Thai Mathematical Olympiad

Observe that $AB\perp NP$. Thus, $M$ is the circumcenter of $△ANP$ and hence $MN=MP$.

It can also be seen that $MN\parallel PQ$.

From the power of the point $M$, $P{M}^2=M{A}^2=ME\cdot MC$.

So, $\frac{PM}{ME}=\frac{MC}{PM}$ and hence $△PME\sim △CMP$.

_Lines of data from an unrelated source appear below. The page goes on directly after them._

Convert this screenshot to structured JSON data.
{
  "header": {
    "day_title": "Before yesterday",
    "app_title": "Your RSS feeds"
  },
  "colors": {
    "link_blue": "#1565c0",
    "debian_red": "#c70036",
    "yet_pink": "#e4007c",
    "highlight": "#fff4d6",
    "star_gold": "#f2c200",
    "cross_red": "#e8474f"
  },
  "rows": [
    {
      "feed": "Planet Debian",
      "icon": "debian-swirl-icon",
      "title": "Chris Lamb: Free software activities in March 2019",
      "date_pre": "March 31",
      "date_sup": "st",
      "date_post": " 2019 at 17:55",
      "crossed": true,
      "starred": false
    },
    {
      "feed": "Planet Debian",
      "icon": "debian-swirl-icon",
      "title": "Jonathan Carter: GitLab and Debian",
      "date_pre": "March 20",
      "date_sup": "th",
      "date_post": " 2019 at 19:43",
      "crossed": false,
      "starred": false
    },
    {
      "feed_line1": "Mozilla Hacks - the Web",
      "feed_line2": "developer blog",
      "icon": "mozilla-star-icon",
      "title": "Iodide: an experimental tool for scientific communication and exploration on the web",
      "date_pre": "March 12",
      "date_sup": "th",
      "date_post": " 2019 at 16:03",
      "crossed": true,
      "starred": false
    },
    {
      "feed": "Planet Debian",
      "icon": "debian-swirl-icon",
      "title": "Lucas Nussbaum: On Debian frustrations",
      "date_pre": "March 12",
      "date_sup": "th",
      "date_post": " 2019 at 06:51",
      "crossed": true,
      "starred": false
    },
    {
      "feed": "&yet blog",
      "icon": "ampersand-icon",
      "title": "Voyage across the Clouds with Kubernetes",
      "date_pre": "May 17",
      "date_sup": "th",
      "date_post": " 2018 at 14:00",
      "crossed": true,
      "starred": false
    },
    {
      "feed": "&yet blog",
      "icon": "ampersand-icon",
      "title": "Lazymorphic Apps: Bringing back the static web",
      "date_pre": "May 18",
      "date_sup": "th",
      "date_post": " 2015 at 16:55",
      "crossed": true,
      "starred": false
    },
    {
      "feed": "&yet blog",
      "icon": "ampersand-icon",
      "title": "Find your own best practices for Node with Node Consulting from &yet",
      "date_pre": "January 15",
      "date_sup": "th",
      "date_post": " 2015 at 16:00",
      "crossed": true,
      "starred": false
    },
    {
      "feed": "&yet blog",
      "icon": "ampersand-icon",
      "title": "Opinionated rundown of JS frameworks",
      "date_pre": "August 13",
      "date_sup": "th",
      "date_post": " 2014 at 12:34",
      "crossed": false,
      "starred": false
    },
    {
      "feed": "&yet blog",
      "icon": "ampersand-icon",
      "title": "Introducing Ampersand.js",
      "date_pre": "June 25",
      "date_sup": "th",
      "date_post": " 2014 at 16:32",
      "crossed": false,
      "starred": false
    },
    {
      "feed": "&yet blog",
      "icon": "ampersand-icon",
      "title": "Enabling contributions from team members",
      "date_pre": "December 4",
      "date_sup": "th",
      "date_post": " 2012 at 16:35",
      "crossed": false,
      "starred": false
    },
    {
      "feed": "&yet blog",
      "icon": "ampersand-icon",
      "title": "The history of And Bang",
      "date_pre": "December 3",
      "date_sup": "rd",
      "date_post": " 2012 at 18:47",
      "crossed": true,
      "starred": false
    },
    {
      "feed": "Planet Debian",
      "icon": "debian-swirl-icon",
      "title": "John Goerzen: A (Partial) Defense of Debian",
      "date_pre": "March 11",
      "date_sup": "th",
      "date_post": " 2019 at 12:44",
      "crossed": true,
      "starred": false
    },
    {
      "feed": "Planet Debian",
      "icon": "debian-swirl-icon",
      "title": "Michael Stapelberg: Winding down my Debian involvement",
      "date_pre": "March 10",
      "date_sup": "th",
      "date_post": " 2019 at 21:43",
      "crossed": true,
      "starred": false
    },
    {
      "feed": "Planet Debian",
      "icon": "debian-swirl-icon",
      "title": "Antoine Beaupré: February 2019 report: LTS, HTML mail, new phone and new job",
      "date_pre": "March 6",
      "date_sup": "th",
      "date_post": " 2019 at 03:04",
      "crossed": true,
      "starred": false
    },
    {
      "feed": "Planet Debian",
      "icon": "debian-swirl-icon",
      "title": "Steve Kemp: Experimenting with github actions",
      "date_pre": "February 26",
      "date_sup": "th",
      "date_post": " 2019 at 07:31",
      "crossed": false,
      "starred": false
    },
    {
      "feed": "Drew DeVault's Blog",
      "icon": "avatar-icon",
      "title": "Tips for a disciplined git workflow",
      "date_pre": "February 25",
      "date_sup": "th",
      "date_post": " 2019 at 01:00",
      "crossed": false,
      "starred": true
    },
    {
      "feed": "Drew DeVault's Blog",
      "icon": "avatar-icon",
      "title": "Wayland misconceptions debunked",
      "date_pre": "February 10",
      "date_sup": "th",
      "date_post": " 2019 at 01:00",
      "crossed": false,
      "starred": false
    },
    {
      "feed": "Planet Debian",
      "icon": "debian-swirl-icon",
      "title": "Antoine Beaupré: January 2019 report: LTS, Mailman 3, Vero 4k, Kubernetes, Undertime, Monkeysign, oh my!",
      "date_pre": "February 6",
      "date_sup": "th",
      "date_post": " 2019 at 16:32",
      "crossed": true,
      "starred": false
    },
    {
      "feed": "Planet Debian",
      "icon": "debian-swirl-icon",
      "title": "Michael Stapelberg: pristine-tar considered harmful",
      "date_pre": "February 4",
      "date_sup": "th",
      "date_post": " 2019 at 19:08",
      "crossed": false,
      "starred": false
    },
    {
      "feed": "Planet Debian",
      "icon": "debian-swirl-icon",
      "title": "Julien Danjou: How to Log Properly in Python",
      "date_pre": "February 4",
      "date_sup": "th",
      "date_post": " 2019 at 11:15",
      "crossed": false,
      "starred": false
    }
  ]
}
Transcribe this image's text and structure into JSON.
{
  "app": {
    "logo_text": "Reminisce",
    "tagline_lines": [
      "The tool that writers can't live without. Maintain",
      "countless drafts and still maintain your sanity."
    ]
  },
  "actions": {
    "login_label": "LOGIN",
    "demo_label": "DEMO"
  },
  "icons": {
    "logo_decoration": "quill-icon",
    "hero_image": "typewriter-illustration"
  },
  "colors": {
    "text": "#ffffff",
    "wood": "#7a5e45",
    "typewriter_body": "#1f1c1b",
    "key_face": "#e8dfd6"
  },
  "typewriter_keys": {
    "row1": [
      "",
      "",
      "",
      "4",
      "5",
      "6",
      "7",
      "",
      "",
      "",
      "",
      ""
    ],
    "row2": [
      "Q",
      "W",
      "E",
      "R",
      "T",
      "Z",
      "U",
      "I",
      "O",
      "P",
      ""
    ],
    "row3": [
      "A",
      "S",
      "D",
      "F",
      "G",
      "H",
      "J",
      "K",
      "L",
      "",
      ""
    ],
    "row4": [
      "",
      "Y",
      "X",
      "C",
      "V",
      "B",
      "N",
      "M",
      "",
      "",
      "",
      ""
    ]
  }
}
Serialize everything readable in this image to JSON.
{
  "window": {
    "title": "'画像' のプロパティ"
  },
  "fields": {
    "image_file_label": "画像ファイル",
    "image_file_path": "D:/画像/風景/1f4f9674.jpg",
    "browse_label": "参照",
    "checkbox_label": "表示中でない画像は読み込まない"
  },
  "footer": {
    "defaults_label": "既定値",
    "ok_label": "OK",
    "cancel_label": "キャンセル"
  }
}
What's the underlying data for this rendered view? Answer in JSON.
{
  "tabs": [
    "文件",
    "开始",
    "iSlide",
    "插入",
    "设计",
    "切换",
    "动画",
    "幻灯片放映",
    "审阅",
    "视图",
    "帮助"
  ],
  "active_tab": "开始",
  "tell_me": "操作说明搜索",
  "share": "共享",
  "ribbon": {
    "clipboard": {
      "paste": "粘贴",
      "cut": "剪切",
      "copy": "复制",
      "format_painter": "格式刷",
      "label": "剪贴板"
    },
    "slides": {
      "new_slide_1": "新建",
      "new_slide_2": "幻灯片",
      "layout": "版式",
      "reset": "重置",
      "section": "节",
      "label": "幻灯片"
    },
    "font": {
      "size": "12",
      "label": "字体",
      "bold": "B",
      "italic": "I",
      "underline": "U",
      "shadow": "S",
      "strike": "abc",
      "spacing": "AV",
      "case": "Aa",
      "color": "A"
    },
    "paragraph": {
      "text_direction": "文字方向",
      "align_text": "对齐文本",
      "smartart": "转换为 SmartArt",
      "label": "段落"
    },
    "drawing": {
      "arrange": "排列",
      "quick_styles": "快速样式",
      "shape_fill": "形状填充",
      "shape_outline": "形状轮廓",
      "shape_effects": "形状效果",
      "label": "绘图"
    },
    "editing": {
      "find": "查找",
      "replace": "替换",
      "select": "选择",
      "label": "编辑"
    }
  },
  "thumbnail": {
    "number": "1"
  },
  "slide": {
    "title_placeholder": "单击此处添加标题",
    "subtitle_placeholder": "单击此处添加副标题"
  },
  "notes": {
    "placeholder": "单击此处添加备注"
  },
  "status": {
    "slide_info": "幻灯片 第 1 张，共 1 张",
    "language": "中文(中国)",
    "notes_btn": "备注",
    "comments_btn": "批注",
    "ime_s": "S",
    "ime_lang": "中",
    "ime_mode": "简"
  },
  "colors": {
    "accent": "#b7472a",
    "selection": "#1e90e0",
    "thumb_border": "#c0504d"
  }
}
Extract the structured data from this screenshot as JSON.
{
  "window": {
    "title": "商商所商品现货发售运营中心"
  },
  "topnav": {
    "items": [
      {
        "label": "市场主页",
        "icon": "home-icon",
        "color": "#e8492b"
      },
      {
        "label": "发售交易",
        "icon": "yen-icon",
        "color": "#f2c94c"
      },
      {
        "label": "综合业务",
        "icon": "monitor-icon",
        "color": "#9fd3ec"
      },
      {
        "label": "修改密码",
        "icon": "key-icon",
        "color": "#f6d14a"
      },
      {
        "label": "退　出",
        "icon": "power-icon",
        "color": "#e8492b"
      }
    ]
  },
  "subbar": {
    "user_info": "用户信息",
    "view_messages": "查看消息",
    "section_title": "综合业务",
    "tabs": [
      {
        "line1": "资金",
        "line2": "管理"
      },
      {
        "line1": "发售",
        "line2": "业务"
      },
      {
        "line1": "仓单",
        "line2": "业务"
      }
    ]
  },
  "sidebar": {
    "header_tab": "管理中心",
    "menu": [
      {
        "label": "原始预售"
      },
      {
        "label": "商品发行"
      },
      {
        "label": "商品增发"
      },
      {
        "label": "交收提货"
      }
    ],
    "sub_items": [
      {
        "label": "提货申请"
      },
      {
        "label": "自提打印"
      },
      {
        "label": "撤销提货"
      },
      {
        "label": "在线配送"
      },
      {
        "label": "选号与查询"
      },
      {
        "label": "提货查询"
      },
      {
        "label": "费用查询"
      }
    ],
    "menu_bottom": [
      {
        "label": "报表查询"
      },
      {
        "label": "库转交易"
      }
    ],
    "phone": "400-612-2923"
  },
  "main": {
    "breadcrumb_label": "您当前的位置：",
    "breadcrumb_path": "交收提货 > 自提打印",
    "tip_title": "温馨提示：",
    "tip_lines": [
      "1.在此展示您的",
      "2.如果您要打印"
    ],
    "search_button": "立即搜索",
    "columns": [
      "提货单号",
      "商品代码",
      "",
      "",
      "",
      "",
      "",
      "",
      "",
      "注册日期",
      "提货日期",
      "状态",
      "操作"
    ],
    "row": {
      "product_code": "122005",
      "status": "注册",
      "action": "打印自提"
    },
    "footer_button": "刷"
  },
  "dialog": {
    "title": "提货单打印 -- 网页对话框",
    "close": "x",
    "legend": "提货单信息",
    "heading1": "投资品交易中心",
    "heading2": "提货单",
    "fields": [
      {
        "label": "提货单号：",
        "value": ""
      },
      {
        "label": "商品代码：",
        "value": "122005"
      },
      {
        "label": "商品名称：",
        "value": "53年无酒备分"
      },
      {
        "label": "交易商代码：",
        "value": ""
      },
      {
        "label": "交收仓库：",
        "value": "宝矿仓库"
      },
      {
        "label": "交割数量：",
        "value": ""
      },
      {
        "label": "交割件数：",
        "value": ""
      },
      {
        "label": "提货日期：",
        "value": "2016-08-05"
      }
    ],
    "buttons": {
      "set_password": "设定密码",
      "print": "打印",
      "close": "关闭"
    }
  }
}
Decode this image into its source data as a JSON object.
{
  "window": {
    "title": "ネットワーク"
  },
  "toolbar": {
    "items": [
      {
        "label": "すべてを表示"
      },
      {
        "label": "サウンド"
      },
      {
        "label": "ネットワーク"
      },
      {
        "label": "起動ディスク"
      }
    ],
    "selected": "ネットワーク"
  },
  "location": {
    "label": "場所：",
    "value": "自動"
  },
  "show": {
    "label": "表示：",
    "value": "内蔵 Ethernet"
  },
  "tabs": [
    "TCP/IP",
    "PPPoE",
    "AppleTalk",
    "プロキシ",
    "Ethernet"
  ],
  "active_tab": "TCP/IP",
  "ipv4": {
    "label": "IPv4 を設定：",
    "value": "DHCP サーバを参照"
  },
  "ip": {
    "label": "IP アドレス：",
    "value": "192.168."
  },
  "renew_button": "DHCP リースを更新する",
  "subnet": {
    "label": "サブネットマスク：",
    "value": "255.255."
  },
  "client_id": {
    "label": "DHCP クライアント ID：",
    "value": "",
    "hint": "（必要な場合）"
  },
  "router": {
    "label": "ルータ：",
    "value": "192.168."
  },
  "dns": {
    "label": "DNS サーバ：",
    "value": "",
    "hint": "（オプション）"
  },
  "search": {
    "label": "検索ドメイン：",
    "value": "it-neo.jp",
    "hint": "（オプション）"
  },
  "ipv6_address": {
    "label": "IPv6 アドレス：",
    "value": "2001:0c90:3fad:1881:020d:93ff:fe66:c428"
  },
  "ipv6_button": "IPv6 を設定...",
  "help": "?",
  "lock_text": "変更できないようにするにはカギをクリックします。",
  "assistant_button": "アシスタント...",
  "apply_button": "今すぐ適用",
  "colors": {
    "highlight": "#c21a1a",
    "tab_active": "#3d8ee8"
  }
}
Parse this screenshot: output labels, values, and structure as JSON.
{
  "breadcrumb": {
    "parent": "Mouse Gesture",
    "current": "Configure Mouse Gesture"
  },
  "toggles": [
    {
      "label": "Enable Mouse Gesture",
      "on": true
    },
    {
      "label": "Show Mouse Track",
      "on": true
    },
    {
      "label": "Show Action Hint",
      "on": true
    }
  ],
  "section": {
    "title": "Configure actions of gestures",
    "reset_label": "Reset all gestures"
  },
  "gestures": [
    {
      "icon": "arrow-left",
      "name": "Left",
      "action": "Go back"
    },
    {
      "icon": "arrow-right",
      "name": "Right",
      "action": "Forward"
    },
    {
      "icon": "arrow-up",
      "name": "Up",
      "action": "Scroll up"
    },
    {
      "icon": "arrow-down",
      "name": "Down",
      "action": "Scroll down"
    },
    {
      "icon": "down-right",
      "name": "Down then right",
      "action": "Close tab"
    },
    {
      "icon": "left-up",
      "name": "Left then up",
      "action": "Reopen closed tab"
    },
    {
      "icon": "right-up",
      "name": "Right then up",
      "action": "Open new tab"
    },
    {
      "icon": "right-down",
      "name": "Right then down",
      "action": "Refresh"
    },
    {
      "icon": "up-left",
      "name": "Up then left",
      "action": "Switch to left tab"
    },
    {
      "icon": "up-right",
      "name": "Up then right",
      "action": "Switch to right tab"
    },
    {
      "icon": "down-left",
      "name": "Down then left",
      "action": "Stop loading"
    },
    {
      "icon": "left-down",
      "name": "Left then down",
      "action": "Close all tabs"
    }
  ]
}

Thus, $M\hat{P}E=M\hat{C}P$.

Since $O$, $A$, $P$, $B$ are cyclic, the power of the point $N$ tells us that $$CN\cdot NE=AN\cdot NB=ON\cdot NP.$$ Thus, $C$, $P$, $E$, $O$ are also cyclic and hence $E\hat{P}N=N\hat{C}O$.

Since $△PAN\sim △POA$, $\frac{PA}{PN}=\frac{PO}{PA}$. Thus, $$PN\cdot PO=P{A}^2=PD\cdot PC.$$ So, $C$, $D$, $N$, $O$ are cyclic and hence $Q\hat{N}P=P\hat{C}O$.

We can now see that $$Q\hat{N}P=P\hat{C}O=P\hat{C}M+M\hat{C}O=M\hat{P}E+E\hat{P}N=M\hat{P}N.$$ Thus, $MP\parallel NQ$. Therefore, $MNQP$ is a rhombus.